Politica

"I deviati sessuali non dovrebbero stare nelle istituzioni": minacce alla consigliera La Torre

Lettera di minacce e insulti alla consigliera comunale che ha proposto la sostituzione nei moduli scolastici dei termini padre e madre con "genitore"

Lettera di insulti e di minacce perché i "deviati sessuali non dovrebbero stare nelle istituzioni". E' la denuncia di Cathy La Torre, consigliera comunale in quota Sel: "Se ci fosse una legge contro l'omofobia lo chiameremmo per quel che è: un crimine d'odio omofobo''.

La Torre, sulla scia di una mozione avanzata a Venezia dalla consigliera comunale Camilla Seibezzi, aveva mutuato la proposta a Bologna richiedendo la sostituzione nei moduli scolastici dell termine 'padre' e 'madre' con quello di 'genitore', per non discriminare i figli con un solo genitore o quelli di coppie omosessuali.

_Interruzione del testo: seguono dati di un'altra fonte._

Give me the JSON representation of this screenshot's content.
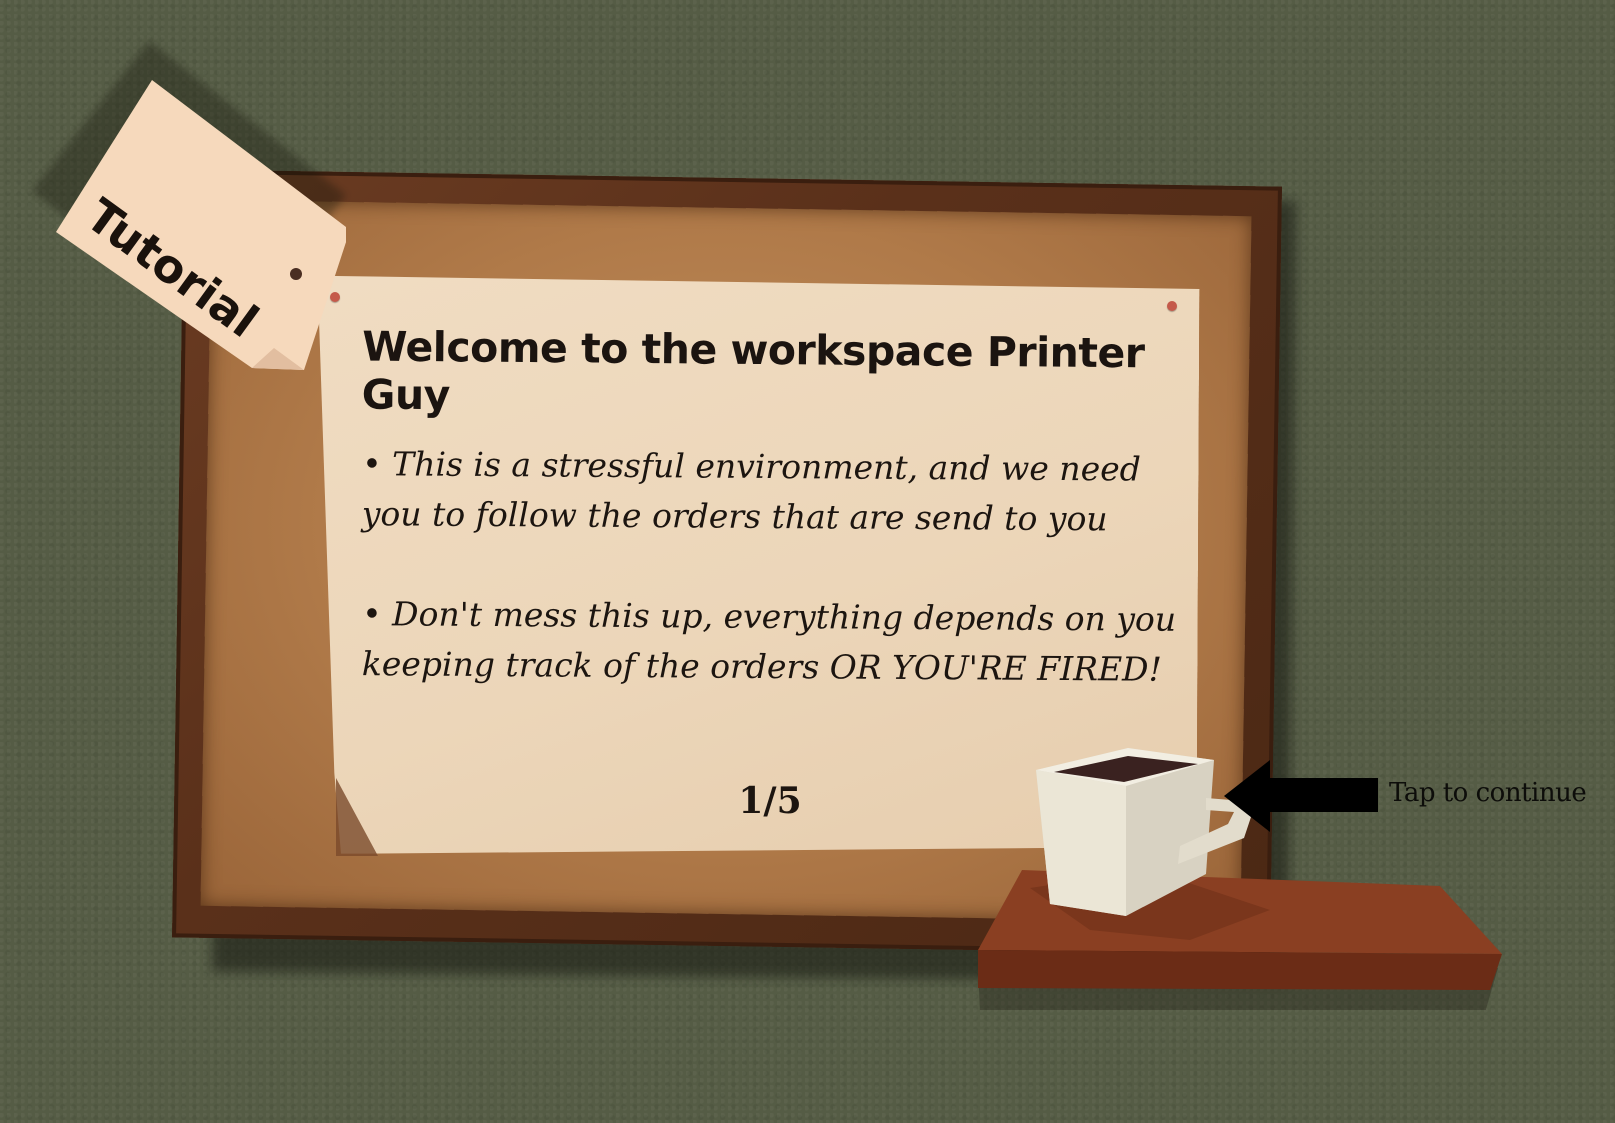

Accolta con plauso dal direttivo del circolo Arcigay, ma avversata da molte forze politiche, ora la faccenda esplode con la lettera anonima inviata presso il gruppo in comune .

NICHI VENDOLA. Sul caso è intervenuto anche il Governatore della Puglia e leader di SEL: "Siamo vicini a Cathy La Torre. Le minacce contro di lei sono il frutto di quel veleno contro la democrazia fatto di odio, pregiudizi, insulti che da troppo tempo ormai riempie le nostre vite. Siamo certi che Cathy continuerà a dare voce ai diritti da troppo tempo negati''.